The Lagos Water Corporation has always discouraged the sinking of boreholes in the Lagos metropolis but in a city where a large percentage of the residents do not have easy access to pipe borne water, this may be a futile plea.
The Lagos State Governor, Babatunde Fashola, has also expressed concern over the proliferation of boreholes in the state, saying they constituted long term environmental problem.
In a publication by PUNCH in February 2012, the governor said the residents of the state were better off with more water works than more boreholes in their different houses.
He urged the residents to make use of domestic connections to their homes wherever there is a waterworks, saying government would continue to build waterworks to bring water close to various homes in the state.
When Saturday PUNCH spoke with some residents of these upscale areas, it turned out that the situation was more pathetic than most people would imagine.
Those who spoke with Saturday PUNCH at Victoria Island, explained that the water they get from their boreholes is so bad that it is sometimes totally unusable without being treated.
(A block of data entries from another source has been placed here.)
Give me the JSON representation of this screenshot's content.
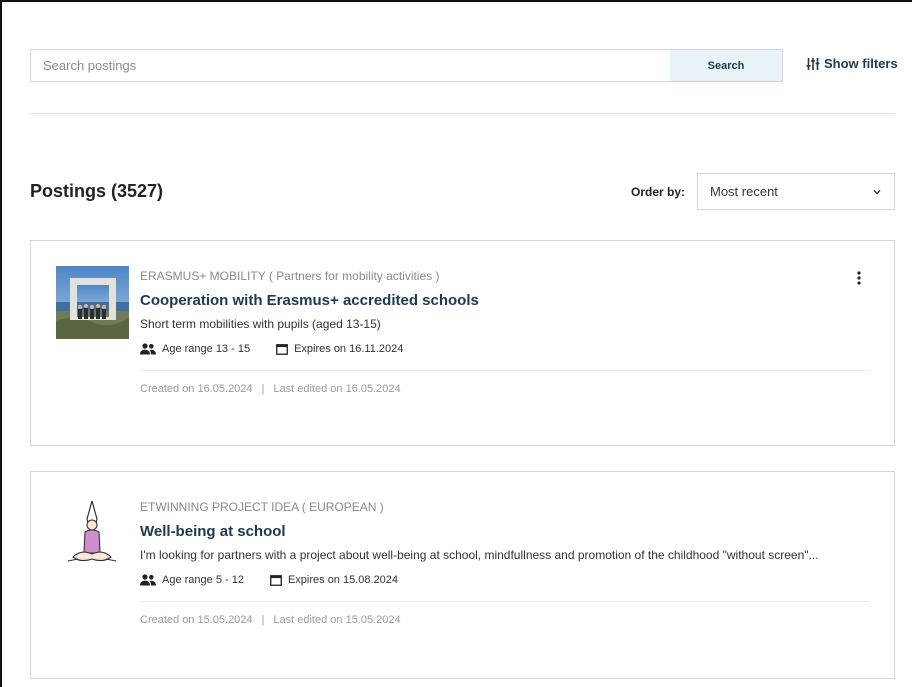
{
  "search": {
    "placeholder": "Search postings",
    "button_label": "Search",
    "filters_label": "Show filters"
  },
  "list": {
    "title": "Postings (3527)",
    "order_label": "Order by:",
    "order_value": "Most recent"
  },
  "postings": [
    {
      "category": "ERASMUS+ MOBILITY ( Partners for mobility activities )",
      "title": "Cooperation with Erasmus+ accredited schools",
      "description": "Short term mobilities with pupils (aged 13-15)",
      "age_range": "Age range 13 - 15",
      "expires": "Expires on 16.11.2024",
      "created": "Created on 16.05.2024",
      "edited": "Last edited on 16.05.2024",
      "separator": "|"
    },
    {
      "category": "ETWINNING PROJECT IDEA ( EUROPEAN )",
      "title": "Well-being at school",
      "description": "I'm looking for partners with a project about well-being at school, mindfullness and promotion of the childhood \"without screen\"...",
      "age_range": "Age range 5 - 12",
      "expires": "Expires on 15.08.2024",
      "created": "Created on 15.05.2024",
      "edited": "Last edited on 15.05.2024",
      "separator": "|"
    }
  ],
  "icons": {
    "filters": "sliders-icon",
    "order_select": "chevron-down-icon",
    "age": "people-icon",
    "expires": "calendar-icon",
    "menu": "more-vertical-icon"
  },
  "colors": {
    "accent": "#1d3a4e",
    "search_button_bg": "#e8f3f7",
    "border": "#cfd6dc",
    "muted_text": "#8a8a8a"
  }
}
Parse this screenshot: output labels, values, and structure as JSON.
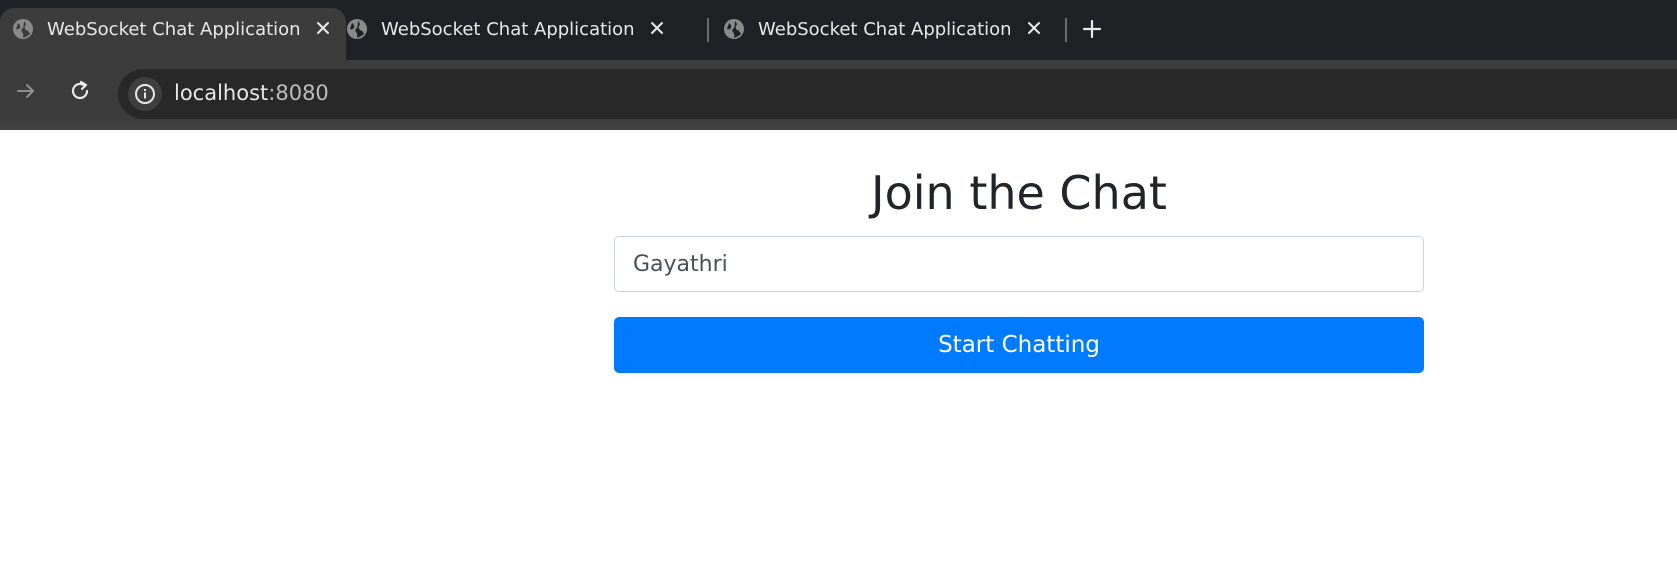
{
  "browser": {
    "tabs": [
      {
        "title": "WebSocket Chat Application",
        "active": true
      },
      {
        "title": "WebSocket Chat Application",
        "active": false
      },
      {
        "title": "WebSocket Chat Application",
        "active": false
      }
    ],
    "address": {
      "host": "localhost",
      "port": ":8080"
    }
  },
  "page": {
    "title": "Join the Chat",
    "username_value": "Gayathri",
    "start_button_label": "Start Chatting"
  },
  "colors": {
    "tab_strip": "#202124",
    "toolbar": "#3c3c3c",
    "primary_button": "#007bff",
    "title_text": "#212529"
  },
  "icons": {
    "favicon": "globe-icon",
    "tab_close": "close-icon",
    "new_tab": "plus-icon",
    "forward": "arrow-right-icon",
    "reload": "reload-icon",
    "site_info": "info-icon"
  }
}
At Idejo Street, Victoria Island, a house guard, Henry Okoro, went inside his compound and brought out a bowl of water. It looked like one in which brown clay had been dissolved.
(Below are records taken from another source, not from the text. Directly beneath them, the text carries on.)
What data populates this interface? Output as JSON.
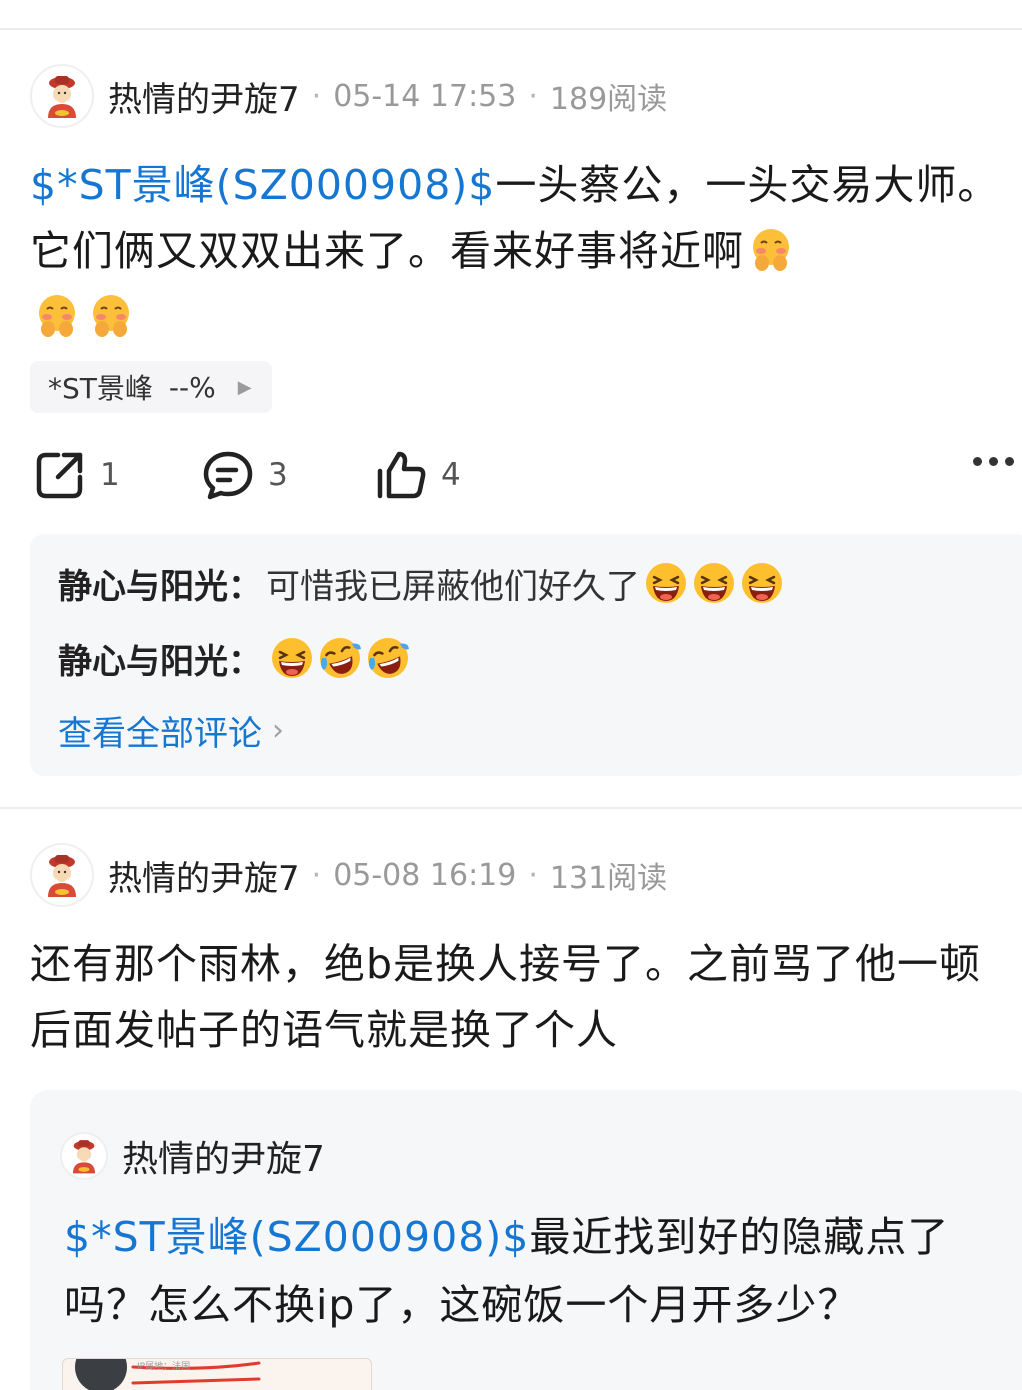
{
  "colors": {
    "accent_link": "#1677d2",
    "meta_gray": "#999999",
    "panel_bg": "#f6f7f9"
  },
  "posts": [
    {
      "author": "热情的尹旋7",
      "date": "05-14 17:53",
      "reads": "189阅读",
      "stock_tag": "$*ST景峰(SZ000908)$",
      "text": "一头蔡公，一头交易大师。它们俩又双双出来了。看来好事将近啊",
      "trailing_emojis": [
        "shy-giggle-emoji",
        "shy-giggle-emoji",
        "shy-giggle-emoji"
      ],
      "stock_chip": {
        "name": "*ST景峰",
        "change": "--%",
        "icon": "chevron-right-icon"
      },
      "actions": {
        "share_count": "1",
        "comment_count": "3",
        "like_count": "4",
        "share_icon": "share-icon",
        "comment_icon": "comment-icon",
        "like_icon": "thumbs-up-icon",
        "more_icon": "more-dots-icon"
      },
      "comments": [
        {
          "user": "静心与阳光：",
          "text": "可惜我已屏蔽他们好久了",
          "emojis": [
            "laughing-emoji",
            "laughing-emoji",
            "laughing-emoji"
          ]
        },
        {
          "user": "静心与阳光：",
          "text": "",
          "emojis": [
            "laughing-emoji",
            "laugh-crying-emoji",
            "laugh-crying-emoji"
          ]
        }
      ],
      "view_all_label": "查看全部评论"
    },
    {
      "author": "热情的尹旋7",
      "date": "05-08 16:19",
      "reads": "131阅读",
      "text": "还有那个雨林，绝b是换人接号了。之前骂了他一顿后面发帖子的语气就是换了个人",
      "quoted": {
        "author": "热情的尹旋7",
        "stock_tag": "$*ST景峰(SZ000908)$",
        "text": "最近找到好的隐藏点了吗？怎么不换ip了，这碗饭一个月开多少？",
        "thumb_caption": "IP属地：法国"
      }
    }
  ]
}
“This is the kind of water you get from the borehole here,” he said.
He said a tanker supplies the house with water from another part of Lagos every week.
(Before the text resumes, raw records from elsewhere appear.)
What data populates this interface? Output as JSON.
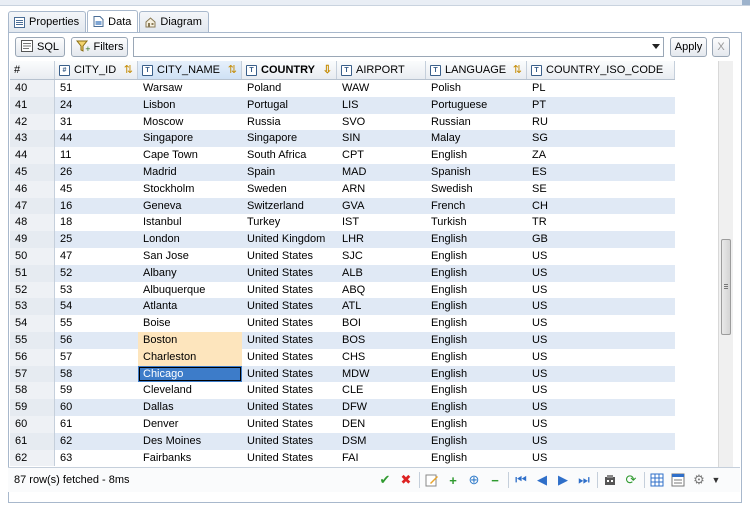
{
  "tabs": [
    {
      "label": "Properties",
      "icon": "properties-icon"
    },
    {
      "label": "Data",
      "icon": "data-icon"
    },
    {
      "label": "Diagram",
      "icon": "diagram-icon"
    }
  ],
  "toolbar": {
    "sql_label": "SQL",
    "filters_label": "Filters",
    "filter_value": "",
    "apply_label": "Apply",
    "clear_label": "X"
  },
  "grid": {
    "columns": [
      {
        "label": "#"
      },
      {
        "label": "CITY_ID"
      },
      {
        "label": "CITY_NAME"
      },
      {
        "label": "COUNTRY"
      },
      {
        "label": "AIRPORT"
      },
      {
        "label": "LANGUAGE"
      },
      {
        "label": "COUNTRY_ISO_CODE"
      }
    ],
    "rows": [
      [
        "40",
        "51",
        "Warsaw",
        "Poland",
        "WAW",
        "Polish",
        "PL"
      ],
      [
        "41",
        "24",
        "Lisbon",
        "Portugal",
        "LIS",
        "Portuguese",
        "PT"
      ],
      [
        "42",
        "31",
        "Moscow",
        "Russia",
        "SVO",
        "Russian",
        "RU"
      ],
      [
        "43",
        "44",
        "Singapore",
        "Singapore",
        "SIN",
        "Malay",
        "SG"
      ],
      [
        "44",
        "11",
        "Cape Town",
        "South Africa",
        "CPT",
        "English",
        "ZA"
      ],
      [
        "45",
        "26",
        "Madrid",
        "Spain",
        "MAD",
        "Spanish",
        "ES"
      ],
      [
        "46",
        "45",
        "Stockholm",
        "Sweden",
        "ARN",
        "Swedish",
        "SE"
      ],
      [
        "47",
        "16",
        "Geneva",
        "Switzerland",
        "GVA",
        "French",
        "CH"
      ],
      [
        "48",
        "18",
        "Istanbul",
        "Turkey",
        "IST",
        "Turkish",
        "TR"
      ],
      [
        "49",
        "25",
        "London",
        "United Kingdom",
        "LHR",
        "English",
        "GB"
      ],
      [
        "50",
        "47",
        "San Jose",
        "United States",
        "SJC",
        "English",
        "US"
      ],
      [
        "51",
        "52",
        "Albany",
        "United States",
        "ALB",
        "English",
        "US"
      ],
      [
        "52",
        "53",
        "Albuquerque",
        "United States",
        "ABQ",
        "English",
        "US"
      ],
      [
        "53",
        "54",
        "Atlanta",
        "United States",
        "ATL",
        "English",
        "US"
      ],
      [
        "54",
        "55",
        "Boise",
        "United States",
        "BOI",
        "English",
        "US"
      ],
      [
        "55",
        "56",
        "Boston",
        "United States",
        "BOS",
        "English",
        "US"
      ],
      [
        "56",
        "57",
        "Charleston",
        "United States",
        "CHS",
        "English",
        "US"
      ],
      [
        "57",
        "58",
        "Chicago",
        "United States",
        "MDW",
        "English",
        "US"
      ],
      [
        "58",
        "59",
        "Cleveland",
        "United States",
        "CLE",
        "English",
        "US"
      ],
      [
        "59",
        "60",
        "Dallas",
        "United States",
        "DFW",
        "English",
        "US"
      ],
      [
        "60",
        "61",
        "Denver",
        "United States",
        "DEN",
        "English",
        "US"
      ],
      [
        "61",
        "62",
        "Des Moines",
        "United States",
        "DSM",
        "English",
        "US"
      ],
      [
        "62",
        "63",
        "Fairbanks",
        "United States",
        "FAI",
        "English",
        "US"
      ]
    ]
  },
  "status": {
    "text": "87 row(s) fetched - 8ms"
  },
  "colors": {
    "alt_row": "#e0e9f5",
    "highlight": "#fde5bd",
    "focus": "#3d7cc9"
  }
}
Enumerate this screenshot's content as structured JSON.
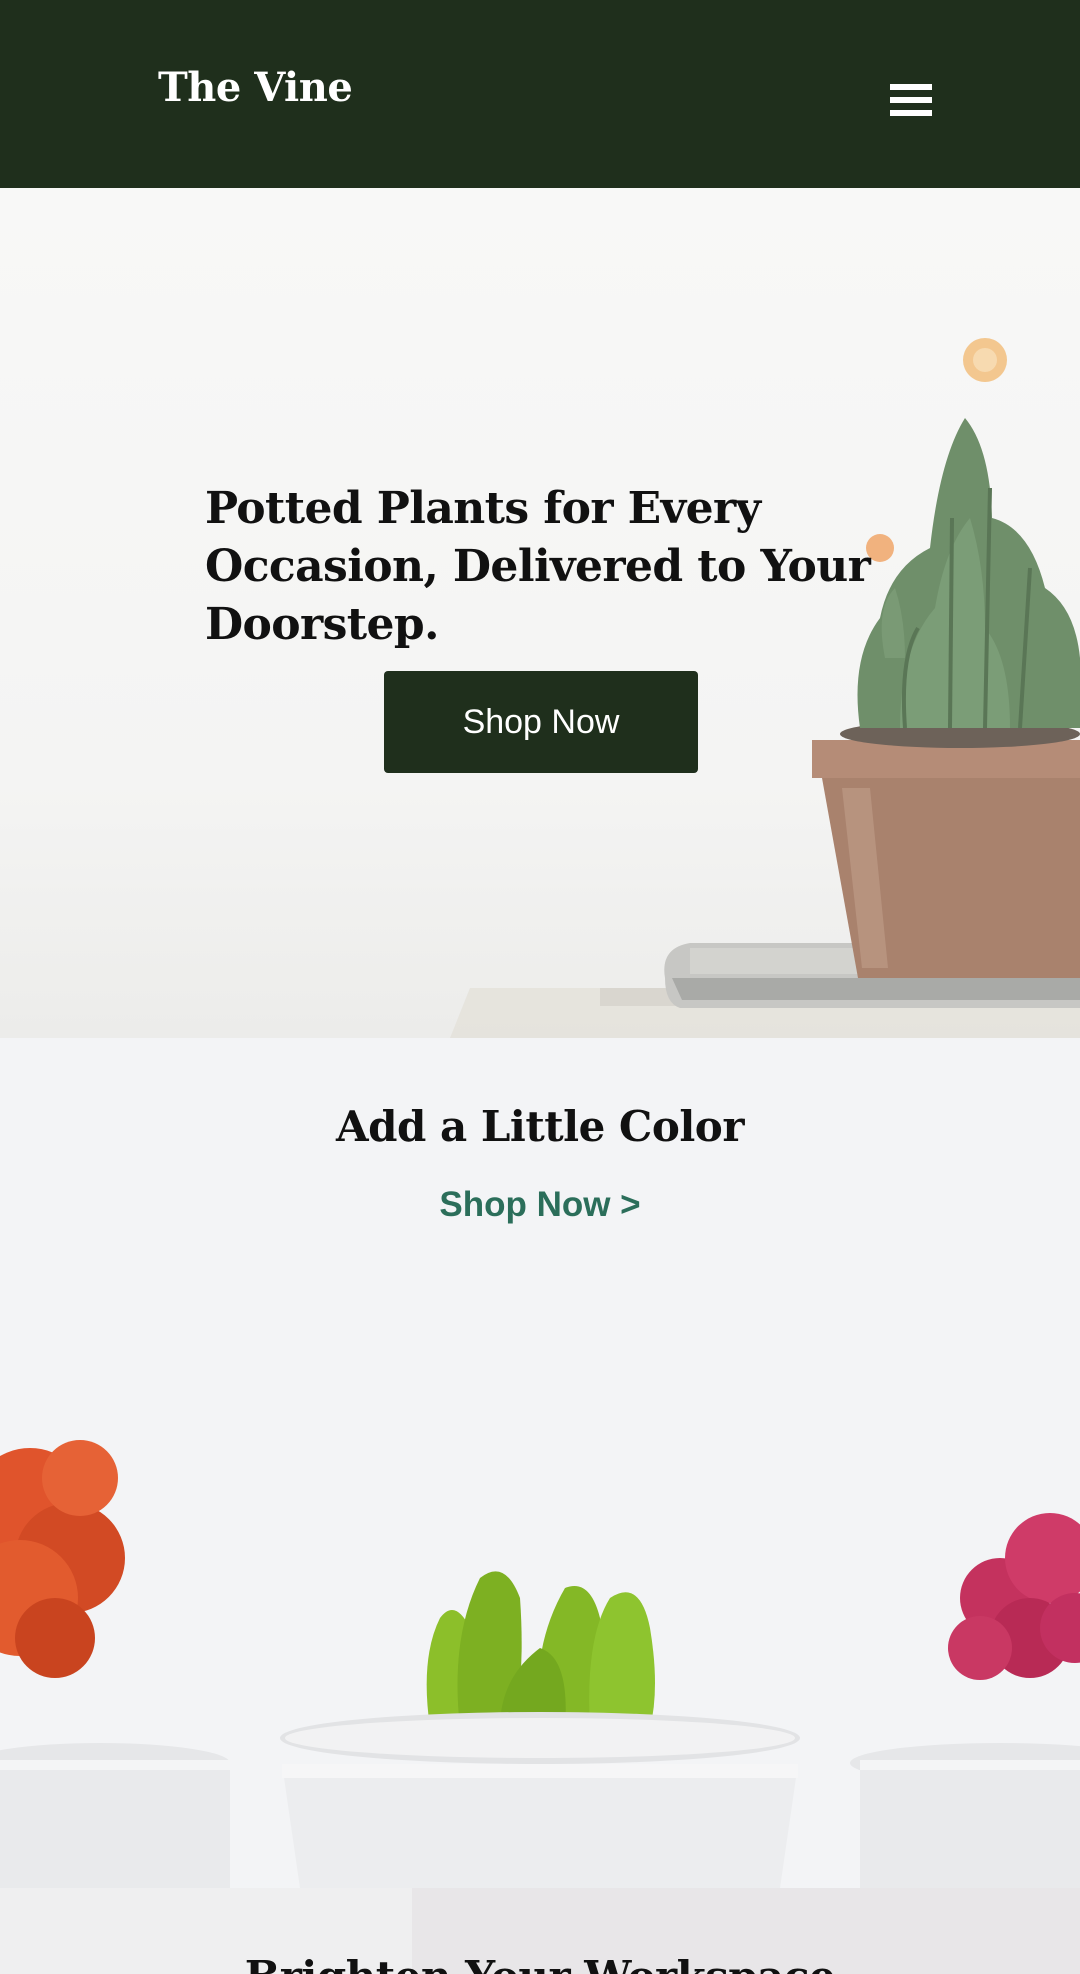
{
  "header": {
    "brand": "The Vine",
    "menu_icon": "hamburger-menu-icon",
    "background_color": "#1f2f1c"
  },
  "hero": {
    "title": "Potted Plants for Every Occasion, Delivered to Your Doorstep.",
    "button_label": "Shop Now",
    "image": "potted-cactus-on-books"
  },
  "color_section": {
    "title": "Add a Little Color",
    "link_label": "Shop Now >",
    "link_color": "#2b6e5a",
    "image": "colorful-cacti-in-white-pots"
  },
  "next_section": {
    "title": "Brighten Your Workspace"
  }
}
“Some of these tankers collect N10,000 per supply, some N8,000,” Okoro said.
At Osapa London area of Jakande, Lekki, a resident, Oyebola Ogunsanya, said even though she did not know that septic tanks pollute the water table, she and other residents were not bothered because the water in their borehole is not usable.
She said, “The water in the borehole is like the colour of salt and it is very salty. Even after treatment, it is still not usable. We pay tankers to fill our overhead tanks.
“Apart from the N7,000 I pay to fill the tank which I share with another neighbour in my boys’ quarters, I spend as much as N5,000 weekly on bottled and sachet water. The water from our borehole is just unusable.
“Where I was living before, the water was brownish in colour. You dare not even think about using it to wash, not to think of drinking. What we do is that we treat the water so that it could at least be used to wash clothes and toilets.
“We have a water treatment plant in the house. After treating the water, we wait for about three hours. Then it turns whitish. Only then can we use it to bathe or wash toilets. Even at that, one still has to pour disinfectants in it.
“My sister in Lekki Phase I lives in a six-bedroom duplex and they have to get two tankers of water every week.”
But Mrs. Stella Billy-Ashogbon, who lives in Ajah said the water in that side of the coast is cleaner than the one obtained around VI.
She said, “Most people who live here are those who would not spare cost in anything they do in their houses. Most people know that the deeper you go, the cleaner the water becomes. People who live here hire professionals to dig boreholes in such a way that they would not worry about contamination.
“Most of those who dig shallow wells or boreholes don’t use them for domestic purposes. They use it for construction or to wet flower. To get a sustained supply, you will have to go very deep.
“Those who build septic tanks around here take it far away from boreholes and they can afford to make their boreholes very deep, no matter the cost.
“All my friends living between Victoria Island and Chevron area of Lekki have a similar problem though. No matter how deep their boreholes are, the water they get from there is always brown. They buy water all the time. Sometimes they even buy water to wash clothes.
“Saying this place is supposed to have a centralized sewage system instead of individual septic tanks is just being idealistic. We like to be idealistic in the country instead of addressing our own peculiarity.”